The head of the US Fed all-but announces a coming cut to its policy interest rate - the interest rate that drives all financial markets around the world - at its next meeting in September.
First Wall St reacts.
The tech-rich Nasdaq - the home of the so-called ‘Magnificent Seven’ - shot up nearly 500 points, or some 2.6 per cent.
The broader measure, the S&P 500, also leapt, but a slightly more subdued 1.5 per cent. While the Dow finished with only a small 0.2 per cent rise.
But then the Dow includes among its (only) 30 stocks the ‘Anything but Magnificent’ stocks like Boeing and the dinosaur Disney. It only has three of the Magnificent Seven - Apple, Amazon and Microsoft.
Our own main down under index also only went up 22 points through Thursday.
But that followed Wednesday’s ‘Relief Rally’ - relief that the CPI numbers took a rate rise off the RBA’s board table next week - that had sent the index rocketing up 130 points. With both days hitting new record closing highs.
As I asked a week ago, more narrowly with the Magnificent Seven, after their sudden “Whack!”, down as much as 13 per cent in a week (Tesla) - what next?
Despite the very confident bullishness displayed by Fed head Jerome Powell - that the US could have a future of low inflation, lower interest rates and a strong economy - the complex uncertainties remain.
Wall St, and so our own market, has been essentially driven for the last year or so by waxing and waning predictions of US rate cuts.
The Fed’s going to cut: Wall St - and our derivative market - surge. On second ‘thoughts’, the Fed’s not going to cut: Wall St retreats.
But then along came the Magnificent Seven and AI.

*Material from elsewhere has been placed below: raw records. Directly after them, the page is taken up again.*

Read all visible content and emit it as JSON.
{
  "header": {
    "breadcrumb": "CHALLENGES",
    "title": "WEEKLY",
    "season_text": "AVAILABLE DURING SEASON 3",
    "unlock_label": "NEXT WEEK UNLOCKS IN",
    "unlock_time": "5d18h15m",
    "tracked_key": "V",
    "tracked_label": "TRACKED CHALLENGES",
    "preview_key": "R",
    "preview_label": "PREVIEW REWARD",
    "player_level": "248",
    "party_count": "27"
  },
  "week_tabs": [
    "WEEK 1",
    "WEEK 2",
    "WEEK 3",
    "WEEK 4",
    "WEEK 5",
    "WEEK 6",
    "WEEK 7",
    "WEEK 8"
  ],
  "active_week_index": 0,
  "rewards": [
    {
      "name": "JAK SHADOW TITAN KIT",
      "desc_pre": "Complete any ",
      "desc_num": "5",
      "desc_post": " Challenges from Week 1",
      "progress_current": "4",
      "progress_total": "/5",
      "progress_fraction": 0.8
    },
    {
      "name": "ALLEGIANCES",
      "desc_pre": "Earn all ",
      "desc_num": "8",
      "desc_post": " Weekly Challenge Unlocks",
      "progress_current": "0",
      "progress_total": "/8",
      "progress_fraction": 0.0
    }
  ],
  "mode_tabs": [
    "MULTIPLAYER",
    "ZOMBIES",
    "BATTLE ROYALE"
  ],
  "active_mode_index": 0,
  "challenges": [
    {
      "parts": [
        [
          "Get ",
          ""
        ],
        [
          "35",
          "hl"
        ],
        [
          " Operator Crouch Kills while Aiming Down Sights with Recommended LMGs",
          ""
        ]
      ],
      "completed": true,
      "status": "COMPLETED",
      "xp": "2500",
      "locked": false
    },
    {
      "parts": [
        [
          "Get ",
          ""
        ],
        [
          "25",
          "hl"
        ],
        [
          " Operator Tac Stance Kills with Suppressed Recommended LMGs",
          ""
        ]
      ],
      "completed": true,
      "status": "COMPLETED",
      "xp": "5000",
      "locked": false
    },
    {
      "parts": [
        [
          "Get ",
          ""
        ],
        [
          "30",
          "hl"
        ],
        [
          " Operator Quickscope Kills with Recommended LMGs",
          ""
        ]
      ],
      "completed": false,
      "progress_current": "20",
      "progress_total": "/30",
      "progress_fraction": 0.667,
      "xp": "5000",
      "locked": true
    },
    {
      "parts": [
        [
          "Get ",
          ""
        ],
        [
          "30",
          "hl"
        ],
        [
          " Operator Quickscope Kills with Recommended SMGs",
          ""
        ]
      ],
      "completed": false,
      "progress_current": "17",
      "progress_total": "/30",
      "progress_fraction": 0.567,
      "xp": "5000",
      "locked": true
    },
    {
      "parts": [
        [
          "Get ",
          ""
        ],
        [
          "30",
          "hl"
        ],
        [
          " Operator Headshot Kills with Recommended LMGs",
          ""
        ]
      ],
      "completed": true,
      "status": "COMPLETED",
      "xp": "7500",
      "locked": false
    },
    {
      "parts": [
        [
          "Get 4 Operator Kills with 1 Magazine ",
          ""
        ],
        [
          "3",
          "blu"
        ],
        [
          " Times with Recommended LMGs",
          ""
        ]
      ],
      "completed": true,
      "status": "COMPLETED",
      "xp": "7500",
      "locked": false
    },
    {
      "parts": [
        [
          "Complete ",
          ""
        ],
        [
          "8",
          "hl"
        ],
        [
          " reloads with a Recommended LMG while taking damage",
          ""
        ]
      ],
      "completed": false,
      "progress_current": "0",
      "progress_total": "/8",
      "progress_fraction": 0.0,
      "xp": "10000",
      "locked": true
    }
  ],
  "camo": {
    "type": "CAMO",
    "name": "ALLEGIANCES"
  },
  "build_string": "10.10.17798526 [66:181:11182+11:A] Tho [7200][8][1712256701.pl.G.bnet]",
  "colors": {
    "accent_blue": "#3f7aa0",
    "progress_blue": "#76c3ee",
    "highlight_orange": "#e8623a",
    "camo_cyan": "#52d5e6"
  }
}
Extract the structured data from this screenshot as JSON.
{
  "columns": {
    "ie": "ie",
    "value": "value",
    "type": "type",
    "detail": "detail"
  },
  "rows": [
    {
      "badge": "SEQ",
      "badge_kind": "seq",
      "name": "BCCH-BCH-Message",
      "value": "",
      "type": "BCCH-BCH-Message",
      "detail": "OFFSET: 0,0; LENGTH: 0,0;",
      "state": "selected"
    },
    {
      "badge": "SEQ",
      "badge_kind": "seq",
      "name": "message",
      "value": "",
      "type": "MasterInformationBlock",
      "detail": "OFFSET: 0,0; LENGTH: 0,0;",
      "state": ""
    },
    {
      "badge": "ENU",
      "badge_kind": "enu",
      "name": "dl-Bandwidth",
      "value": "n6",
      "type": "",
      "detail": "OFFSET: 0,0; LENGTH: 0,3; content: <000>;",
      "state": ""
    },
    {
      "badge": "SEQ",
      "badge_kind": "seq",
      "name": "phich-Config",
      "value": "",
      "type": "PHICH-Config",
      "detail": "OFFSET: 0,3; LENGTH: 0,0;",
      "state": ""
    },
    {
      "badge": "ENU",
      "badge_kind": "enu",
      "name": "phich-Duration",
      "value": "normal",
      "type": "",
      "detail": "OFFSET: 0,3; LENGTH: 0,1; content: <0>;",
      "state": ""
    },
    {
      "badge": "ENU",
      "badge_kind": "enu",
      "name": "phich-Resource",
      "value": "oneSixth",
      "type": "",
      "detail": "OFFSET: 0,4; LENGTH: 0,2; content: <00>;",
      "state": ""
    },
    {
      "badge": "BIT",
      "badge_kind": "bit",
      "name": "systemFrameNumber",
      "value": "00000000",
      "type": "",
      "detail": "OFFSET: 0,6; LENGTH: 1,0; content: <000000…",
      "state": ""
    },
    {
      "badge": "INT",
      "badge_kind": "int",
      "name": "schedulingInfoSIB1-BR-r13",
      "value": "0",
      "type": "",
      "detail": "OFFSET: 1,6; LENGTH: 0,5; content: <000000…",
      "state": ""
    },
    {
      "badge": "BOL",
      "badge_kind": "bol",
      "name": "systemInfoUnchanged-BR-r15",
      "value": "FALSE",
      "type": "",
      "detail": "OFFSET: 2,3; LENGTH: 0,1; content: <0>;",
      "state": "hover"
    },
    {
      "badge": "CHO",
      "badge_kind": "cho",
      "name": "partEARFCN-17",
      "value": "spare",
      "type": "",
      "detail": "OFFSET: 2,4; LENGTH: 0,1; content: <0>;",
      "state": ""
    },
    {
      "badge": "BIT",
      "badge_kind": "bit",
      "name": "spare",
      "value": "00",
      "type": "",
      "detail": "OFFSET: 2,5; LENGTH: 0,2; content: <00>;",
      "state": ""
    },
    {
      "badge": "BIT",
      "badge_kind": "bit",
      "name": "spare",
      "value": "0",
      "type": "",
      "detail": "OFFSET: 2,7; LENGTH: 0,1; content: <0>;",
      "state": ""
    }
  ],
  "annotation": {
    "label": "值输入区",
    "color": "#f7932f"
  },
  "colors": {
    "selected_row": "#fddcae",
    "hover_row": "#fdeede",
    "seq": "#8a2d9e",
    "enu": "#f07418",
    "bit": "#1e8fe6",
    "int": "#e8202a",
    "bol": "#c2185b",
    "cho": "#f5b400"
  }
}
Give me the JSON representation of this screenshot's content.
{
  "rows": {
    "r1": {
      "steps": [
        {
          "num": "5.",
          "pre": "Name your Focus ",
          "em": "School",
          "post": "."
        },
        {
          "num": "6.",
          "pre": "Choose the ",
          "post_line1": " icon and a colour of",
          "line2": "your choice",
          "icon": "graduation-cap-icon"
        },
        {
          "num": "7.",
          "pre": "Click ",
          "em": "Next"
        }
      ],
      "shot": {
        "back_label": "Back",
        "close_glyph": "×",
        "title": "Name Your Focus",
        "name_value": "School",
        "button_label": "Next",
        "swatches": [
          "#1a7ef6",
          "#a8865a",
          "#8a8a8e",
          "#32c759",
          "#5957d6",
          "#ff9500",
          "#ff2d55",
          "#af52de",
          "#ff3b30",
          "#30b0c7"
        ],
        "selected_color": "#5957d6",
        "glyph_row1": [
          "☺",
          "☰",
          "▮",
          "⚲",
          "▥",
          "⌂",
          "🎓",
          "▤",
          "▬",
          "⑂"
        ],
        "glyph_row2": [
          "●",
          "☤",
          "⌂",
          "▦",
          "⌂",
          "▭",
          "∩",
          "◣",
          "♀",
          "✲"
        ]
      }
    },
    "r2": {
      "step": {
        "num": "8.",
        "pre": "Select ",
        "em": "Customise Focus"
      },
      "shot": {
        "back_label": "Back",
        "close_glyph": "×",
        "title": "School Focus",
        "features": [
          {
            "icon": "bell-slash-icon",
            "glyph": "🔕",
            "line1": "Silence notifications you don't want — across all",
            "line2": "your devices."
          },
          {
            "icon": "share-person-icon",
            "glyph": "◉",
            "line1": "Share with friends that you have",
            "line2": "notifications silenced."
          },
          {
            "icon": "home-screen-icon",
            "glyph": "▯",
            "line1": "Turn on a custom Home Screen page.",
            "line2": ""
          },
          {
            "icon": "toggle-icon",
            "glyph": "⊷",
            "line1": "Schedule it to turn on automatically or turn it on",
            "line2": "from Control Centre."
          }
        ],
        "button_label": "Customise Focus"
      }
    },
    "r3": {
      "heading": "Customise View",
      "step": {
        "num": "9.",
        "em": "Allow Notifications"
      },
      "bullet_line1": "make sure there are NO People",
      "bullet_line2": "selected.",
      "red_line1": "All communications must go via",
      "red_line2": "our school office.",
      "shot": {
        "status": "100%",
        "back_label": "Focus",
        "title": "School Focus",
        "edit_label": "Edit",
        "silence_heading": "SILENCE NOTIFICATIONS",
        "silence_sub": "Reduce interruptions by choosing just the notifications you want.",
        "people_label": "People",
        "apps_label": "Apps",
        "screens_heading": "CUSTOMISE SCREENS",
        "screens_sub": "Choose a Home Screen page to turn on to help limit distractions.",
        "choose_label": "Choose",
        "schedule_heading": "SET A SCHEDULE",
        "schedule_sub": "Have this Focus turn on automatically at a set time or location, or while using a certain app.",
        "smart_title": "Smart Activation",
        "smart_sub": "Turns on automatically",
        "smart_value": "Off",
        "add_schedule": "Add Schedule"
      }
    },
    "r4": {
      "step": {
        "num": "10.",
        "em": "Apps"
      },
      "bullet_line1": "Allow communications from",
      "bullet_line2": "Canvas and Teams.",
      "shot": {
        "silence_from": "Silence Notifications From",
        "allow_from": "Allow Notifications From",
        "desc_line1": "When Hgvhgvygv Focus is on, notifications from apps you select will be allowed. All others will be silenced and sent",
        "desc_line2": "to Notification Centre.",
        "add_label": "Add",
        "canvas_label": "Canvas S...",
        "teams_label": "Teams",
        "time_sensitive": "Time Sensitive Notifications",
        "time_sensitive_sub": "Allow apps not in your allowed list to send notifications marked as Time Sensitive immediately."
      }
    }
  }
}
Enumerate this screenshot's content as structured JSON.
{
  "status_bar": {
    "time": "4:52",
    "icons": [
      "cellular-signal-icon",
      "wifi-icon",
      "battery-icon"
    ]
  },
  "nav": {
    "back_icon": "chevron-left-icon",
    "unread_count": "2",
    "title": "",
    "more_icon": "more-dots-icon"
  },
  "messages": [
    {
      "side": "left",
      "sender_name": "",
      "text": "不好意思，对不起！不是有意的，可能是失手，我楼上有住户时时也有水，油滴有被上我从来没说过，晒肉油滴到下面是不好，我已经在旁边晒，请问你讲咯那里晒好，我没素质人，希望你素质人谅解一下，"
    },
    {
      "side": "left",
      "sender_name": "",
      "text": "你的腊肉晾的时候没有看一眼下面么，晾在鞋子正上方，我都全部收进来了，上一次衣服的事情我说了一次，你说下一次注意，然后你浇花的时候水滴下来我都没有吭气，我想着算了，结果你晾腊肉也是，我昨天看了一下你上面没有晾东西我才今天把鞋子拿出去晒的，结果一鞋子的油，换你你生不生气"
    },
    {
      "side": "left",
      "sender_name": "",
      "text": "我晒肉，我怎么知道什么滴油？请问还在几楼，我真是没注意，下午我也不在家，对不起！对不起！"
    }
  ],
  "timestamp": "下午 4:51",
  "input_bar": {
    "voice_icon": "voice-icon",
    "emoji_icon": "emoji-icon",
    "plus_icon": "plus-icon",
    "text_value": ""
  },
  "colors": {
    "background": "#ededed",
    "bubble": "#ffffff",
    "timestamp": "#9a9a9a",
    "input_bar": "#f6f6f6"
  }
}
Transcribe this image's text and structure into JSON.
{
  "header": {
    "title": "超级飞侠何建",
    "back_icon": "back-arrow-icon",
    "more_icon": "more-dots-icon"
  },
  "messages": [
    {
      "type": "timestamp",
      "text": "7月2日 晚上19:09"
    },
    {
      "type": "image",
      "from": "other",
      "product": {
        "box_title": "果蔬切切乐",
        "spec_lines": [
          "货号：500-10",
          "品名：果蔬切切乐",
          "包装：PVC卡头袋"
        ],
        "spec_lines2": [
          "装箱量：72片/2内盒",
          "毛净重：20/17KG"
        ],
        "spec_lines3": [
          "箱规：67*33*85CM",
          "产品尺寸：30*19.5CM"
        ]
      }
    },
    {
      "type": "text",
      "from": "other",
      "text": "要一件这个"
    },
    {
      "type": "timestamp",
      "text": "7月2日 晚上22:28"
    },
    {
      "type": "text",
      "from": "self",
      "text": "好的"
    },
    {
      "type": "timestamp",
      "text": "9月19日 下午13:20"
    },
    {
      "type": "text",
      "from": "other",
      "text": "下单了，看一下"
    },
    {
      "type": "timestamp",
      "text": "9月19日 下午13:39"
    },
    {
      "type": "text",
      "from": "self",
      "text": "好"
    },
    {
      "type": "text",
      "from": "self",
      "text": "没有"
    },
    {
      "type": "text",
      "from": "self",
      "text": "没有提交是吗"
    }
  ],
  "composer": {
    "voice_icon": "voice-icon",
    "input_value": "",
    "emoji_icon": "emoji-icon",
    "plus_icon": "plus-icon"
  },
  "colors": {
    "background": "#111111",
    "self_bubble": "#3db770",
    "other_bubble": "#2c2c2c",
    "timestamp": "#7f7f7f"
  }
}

They combined to promise - at least in the eyes of the so-called ‘smartest guys’ in the Wall St greed machine - surging corporate profits that would swamp any interest rate negatives.
Until that mid-July wobble.
Only for those uncertainties to in turn be counter-swamped, at least for a few days this week so far, by that Powell-drive rate bullishness.
That America could have its lower rate cake, so to speak, and still get to eat it in a strong low-inflation economy.
In the broad, that could well prove correct.
But what has got lost is the absolute level to which Wall St has risen - the multiple of share prices to earnings, which are really being priced to three levels of perfection.
First, the traditional quibble: what happens to corporate profits if the Goldilocks world painted by Powell doesn’t emerge?
Second, what if as a consequence of the Goldilocks world, rates don’t actually fall that far through 2025?
And if they were cut sharply, it meant the US economy - and US corporate profits - had hit the wall?
The third leg is the confidence that AI will deliver. That it will deliver quickly, pervasively right across corporate America, and it will deliver only positively.
I can only look at how high those US stocks values have surged; and say again: hmmm.